The manifesto painted Trump as a "pedophile, rapist, and traitor." Allen wrote extensive rebuttals to Christian objections, arguing that turning the other cheek when "someone else is oppressed" amounts to "complicity in the oppressor's crimes." He described himself as "half-black, half-white" and specifically excluded FBI Director Kash Patel from his targets. His brother alerted New London, Conn., police after receiving the document.
His language mirrored elite Democratic messaging. Kamala Harris explicitly answered "Yes, I do. Yes, I do." when asked if Trump is a fascist at a CNN town hall on Oct. 23, 2024. This was not fringe rhetoric. It was mainstream Democratic Party doctrine broadcast across cable news, social media and campus organizations.
Fox News' Will Ricciardella noted Allen "wasn't some nut job lurking on the fringes of society, forgotten by the system. He was well-educated, credentialed, employed, and institutionally formed. That's what makes this so disturbing." His professor, Bin Tang, described him as "soft-spoken, very polite, a good fellow." A former volleyball teammate called him "borderline genius" and "probably the most gentle person on the team."
Acting Attorney General Todd Blanche confirmed Allen acted alone.
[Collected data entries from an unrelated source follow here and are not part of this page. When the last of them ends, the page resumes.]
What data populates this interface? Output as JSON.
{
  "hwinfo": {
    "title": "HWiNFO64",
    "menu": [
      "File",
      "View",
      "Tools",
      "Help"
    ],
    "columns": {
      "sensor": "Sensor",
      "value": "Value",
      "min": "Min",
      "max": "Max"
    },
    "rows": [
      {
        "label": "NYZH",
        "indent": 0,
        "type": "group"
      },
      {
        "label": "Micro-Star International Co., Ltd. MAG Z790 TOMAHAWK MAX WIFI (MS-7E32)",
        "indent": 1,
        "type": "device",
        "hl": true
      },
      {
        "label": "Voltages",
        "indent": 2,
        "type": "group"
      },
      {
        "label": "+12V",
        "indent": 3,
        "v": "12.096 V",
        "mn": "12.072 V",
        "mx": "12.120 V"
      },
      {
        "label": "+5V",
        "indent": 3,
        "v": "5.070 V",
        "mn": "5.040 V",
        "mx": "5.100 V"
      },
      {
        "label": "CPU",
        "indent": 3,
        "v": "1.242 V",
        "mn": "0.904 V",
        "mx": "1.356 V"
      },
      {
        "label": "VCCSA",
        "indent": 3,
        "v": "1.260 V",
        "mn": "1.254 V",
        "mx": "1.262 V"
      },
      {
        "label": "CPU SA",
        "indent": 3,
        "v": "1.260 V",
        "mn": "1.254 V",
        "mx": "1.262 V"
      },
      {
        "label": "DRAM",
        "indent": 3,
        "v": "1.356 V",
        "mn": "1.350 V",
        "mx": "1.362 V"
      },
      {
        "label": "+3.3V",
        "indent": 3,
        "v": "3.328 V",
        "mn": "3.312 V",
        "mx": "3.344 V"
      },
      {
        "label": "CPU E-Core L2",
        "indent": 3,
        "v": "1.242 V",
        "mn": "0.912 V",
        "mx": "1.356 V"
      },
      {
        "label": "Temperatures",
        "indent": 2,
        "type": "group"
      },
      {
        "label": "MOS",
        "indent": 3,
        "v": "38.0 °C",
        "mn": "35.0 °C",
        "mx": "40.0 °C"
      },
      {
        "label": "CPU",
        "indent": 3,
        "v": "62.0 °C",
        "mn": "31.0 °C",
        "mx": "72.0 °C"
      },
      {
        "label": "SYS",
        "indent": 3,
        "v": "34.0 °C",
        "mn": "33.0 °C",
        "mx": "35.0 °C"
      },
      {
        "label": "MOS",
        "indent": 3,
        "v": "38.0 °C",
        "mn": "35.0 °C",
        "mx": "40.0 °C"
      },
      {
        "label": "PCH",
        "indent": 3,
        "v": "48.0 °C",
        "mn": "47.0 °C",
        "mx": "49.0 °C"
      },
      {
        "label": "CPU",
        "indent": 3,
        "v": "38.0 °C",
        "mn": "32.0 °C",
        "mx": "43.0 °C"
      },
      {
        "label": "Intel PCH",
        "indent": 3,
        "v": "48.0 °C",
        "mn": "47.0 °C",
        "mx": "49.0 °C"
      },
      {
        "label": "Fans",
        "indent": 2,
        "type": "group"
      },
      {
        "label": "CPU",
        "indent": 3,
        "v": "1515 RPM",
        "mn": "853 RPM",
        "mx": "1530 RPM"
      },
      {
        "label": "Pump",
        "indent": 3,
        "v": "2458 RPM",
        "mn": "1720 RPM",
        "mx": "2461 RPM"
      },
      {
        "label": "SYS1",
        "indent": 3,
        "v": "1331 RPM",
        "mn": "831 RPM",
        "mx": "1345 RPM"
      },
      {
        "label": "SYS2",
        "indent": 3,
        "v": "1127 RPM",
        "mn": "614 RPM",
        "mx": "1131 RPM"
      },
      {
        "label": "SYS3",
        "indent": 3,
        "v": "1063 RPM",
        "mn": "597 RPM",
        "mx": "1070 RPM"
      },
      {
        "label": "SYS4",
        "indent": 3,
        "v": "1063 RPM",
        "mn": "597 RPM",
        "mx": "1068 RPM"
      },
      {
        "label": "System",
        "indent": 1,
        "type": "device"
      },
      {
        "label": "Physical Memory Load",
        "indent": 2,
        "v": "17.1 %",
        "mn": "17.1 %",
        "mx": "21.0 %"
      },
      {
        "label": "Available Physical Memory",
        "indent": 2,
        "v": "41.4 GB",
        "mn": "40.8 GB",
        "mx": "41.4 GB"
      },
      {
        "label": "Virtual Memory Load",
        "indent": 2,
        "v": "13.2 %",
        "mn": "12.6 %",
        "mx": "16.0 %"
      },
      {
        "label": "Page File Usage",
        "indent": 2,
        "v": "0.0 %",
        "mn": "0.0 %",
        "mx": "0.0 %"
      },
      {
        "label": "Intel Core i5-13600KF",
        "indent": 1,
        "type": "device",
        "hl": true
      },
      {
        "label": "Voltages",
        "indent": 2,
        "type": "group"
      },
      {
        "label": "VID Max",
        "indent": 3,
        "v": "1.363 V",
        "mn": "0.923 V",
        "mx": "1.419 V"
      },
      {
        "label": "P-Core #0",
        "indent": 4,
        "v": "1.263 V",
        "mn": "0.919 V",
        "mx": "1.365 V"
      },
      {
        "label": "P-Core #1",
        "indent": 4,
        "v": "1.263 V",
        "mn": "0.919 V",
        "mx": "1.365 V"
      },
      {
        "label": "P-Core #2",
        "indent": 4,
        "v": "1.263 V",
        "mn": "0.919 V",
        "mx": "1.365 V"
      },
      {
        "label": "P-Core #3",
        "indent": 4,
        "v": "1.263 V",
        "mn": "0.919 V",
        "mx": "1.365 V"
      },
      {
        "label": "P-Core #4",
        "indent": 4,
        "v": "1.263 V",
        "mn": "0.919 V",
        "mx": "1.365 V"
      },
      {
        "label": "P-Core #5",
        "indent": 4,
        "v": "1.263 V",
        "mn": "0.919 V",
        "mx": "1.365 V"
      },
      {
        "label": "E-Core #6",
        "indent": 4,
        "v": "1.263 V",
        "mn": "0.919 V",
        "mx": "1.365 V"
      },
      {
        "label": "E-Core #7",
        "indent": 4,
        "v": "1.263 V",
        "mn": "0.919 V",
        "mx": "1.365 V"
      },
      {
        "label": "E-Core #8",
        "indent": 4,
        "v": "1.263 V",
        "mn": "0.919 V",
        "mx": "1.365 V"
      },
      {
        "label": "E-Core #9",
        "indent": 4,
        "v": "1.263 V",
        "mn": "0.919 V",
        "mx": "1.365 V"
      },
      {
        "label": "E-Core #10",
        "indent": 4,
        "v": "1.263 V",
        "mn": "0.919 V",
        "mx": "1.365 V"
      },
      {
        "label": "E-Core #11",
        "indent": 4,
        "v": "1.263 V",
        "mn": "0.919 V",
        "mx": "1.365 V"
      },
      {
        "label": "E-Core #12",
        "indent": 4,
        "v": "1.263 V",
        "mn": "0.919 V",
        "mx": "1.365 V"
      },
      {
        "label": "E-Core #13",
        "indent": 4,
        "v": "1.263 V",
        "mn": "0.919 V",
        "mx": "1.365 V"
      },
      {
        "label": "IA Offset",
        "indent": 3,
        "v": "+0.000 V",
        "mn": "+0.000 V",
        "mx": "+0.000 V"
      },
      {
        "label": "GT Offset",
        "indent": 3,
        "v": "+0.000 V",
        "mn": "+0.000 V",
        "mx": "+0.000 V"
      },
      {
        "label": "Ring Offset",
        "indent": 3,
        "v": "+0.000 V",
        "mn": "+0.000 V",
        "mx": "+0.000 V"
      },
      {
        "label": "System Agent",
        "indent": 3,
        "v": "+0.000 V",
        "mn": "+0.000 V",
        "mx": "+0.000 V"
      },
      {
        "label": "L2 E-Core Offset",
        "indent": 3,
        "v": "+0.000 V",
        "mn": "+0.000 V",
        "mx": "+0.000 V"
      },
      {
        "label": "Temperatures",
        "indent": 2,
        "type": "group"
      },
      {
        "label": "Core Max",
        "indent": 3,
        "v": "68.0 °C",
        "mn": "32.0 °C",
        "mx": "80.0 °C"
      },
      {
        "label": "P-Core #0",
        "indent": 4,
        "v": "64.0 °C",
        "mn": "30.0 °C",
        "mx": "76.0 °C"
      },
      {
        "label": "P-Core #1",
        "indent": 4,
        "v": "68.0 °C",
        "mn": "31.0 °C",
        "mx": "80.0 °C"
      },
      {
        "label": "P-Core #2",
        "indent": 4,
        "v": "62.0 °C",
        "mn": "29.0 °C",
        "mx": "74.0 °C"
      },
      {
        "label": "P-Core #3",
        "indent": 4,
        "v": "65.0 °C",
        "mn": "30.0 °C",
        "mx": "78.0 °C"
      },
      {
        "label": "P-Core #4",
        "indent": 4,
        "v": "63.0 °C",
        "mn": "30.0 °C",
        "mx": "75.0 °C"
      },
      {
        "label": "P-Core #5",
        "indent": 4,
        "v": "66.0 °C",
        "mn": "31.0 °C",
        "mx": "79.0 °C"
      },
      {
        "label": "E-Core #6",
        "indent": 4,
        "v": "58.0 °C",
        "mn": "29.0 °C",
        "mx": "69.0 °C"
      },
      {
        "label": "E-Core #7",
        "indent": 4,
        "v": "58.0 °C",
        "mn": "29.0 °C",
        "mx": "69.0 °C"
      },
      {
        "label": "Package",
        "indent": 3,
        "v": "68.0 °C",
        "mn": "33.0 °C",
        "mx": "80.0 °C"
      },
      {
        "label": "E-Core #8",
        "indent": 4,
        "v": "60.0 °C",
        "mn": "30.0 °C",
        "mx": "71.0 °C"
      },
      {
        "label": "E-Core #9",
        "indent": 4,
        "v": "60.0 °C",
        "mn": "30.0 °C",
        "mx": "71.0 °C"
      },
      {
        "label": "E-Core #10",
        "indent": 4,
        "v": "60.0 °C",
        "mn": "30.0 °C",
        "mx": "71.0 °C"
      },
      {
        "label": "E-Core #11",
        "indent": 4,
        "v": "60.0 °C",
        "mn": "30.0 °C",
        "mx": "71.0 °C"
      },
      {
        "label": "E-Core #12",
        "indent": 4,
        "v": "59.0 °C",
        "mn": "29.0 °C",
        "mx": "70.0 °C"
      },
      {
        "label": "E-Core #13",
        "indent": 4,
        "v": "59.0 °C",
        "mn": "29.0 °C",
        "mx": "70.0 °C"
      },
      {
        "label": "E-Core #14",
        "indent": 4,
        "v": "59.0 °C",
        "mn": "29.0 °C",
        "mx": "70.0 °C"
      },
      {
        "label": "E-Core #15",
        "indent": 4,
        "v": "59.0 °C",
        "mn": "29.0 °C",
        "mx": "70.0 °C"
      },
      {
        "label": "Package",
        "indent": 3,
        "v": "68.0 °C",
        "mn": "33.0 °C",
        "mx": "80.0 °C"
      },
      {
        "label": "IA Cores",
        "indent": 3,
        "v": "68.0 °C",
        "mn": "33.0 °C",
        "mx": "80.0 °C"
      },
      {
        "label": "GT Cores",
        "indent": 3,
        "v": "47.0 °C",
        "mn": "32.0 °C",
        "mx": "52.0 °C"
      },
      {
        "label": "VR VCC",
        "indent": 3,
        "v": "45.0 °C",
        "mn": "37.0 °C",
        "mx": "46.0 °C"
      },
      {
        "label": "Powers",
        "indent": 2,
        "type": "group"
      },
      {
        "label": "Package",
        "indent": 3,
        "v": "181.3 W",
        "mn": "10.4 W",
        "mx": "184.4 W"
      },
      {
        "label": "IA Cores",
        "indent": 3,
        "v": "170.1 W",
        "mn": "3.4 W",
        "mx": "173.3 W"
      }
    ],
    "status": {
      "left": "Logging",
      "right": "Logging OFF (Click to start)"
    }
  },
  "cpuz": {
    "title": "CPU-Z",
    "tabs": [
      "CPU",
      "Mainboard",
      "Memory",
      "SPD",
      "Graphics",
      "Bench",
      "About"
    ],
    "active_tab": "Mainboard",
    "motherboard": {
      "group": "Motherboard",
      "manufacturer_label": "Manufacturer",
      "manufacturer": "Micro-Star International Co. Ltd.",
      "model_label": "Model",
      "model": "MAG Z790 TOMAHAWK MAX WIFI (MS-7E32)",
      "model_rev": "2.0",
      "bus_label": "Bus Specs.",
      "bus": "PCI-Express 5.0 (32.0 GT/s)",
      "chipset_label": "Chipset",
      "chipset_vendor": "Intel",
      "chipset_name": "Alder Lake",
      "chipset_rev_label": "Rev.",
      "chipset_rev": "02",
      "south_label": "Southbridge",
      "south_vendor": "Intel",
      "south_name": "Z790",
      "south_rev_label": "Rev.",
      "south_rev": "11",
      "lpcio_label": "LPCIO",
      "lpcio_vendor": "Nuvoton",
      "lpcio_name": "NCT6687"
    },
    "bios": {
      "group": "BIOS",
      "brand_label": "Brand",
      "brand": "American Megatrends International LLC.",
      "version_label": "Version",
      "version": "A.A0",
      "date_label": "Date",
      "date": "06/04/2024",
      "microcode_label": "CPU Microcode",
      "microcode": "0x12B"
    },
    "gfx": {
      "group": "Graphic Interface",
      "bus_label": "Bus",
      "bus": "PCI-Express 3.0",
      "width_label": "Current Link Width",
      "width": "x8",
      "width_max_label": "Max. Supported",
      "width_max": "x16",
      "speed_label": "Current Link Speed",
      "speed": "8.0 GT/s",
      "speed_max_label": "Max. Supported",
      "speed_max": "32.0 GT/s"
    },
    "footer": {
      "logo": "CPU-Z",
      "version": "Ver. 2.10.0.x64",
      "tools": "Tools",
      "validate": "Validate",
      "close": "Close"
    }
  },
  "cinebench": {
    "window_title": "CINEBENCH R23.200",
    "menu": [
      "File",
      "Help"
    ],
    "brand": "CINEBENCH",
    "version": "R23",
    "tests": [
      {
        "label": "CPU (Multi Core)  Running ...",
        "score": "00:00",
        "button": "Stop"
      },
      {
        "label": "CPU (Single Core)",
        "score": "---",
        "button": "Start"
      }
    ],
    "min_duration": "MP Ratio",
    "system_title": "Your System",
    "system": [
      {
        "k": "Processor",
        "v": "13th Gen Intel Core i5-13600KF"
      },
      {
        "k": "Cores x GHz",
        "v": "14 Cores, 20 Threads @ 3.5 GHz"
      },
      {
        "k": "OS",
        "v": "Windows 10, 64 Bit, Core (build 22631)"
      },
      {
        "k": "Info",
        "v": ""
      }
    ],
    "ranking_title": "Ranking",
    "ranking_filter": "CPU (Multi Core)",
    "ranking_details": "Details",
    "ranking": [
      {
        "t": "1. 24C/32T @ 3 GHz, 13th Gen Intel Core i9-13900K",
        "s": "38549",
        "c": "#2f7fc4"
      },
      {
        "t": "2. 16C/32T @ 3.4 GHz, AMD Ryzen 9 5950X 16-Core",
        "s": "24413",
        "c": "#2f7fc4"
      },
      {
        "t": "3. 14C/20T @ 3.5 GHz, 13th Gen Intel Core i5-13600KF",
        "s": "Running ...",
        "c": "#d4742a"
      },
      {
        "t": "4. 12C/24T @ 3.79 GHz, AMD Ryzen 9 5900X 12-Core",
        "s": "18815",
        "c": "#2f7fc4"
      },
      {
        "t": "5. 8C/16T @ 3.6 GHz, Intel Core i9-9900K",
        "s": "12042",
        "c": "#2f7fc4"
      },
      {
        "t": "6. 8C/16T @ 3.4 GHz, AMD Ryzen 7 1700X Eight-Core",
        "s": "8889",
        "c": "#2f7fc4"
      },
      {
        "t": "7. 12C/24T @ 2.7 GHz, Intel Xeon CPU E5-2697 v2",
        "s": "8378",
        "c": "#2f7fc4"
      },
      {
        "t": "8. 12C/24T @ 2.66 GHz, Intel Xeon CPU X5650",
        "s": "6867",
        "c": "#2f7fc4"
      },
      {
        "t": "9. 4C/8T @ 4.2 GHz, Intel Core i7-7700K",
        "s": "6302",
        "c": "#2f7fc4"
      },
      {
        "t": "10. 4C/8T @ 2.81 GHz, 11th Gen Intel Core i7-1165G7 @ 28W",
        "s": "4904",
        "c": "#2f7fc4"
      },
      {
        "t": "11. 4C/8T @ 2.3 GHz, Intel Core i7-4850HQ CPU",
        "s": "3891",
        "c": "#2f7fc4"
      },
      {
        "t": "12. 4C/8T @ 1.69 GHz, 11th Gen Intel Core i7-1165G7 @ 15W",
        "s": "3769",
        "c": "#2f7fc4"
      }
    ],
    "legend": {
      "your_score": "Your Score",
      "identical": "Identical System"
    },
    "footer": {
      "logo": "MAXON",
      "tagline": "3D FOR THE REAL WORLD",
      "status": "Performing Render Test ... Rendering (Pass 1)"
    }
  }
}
Trump called him a "lone wolf" and "very sick person," praised the Secret Service, and announced the White House Correspondents' Dinner would be rescheduled within 30 days. Former President Barack Obama said "details about the motives" were still unknown, a statement Republicans quickly rebuked by pointing to the manifesto's explicit content.
This marks the fourth known assassination attempt on Trump. Previous attacks include Butler, Pa. on July 13, 2024, by Thomas Matthew Crooks; West Palm Beach, Fla., on Sept. 15, 2024, by Ryan Wesley Routh; and Mar-a-Lago in Feb. 2026 by Austin Tucker Martin. Trump told Fox News he has "studied people like Abraham Lincoln" and that "the people that make the biggest impact, they're the ones that they go after."
Allen's father serves as an elder at Grace United Reformed Church in Torrance. Allen participated in Caltech Christian Fellowship. His family said he made "radical statements" and spoke of doing "something" to fix the world. His sister told investigators he was part of "The Wide Awakes" and attended a "No Kings" protest.
The question is not whether he was radicalized. The manifesto, social media posts, and family testimony confirm that. The question is what created the ecosystem that made his radicalization possible. Allen's case exposes a terrifying truth: the same institutions that produce credentialed educators and tech graduates can also incubate political violence when they normalize dehumanizing language against political opponents.
His brother received that manifesto 10 minutes before the shots rang out in Washington. A polite, gentle young man with a degree from Caltech had become something else entirely. The institutions that shaped him are only just beginning to understand what they helped create.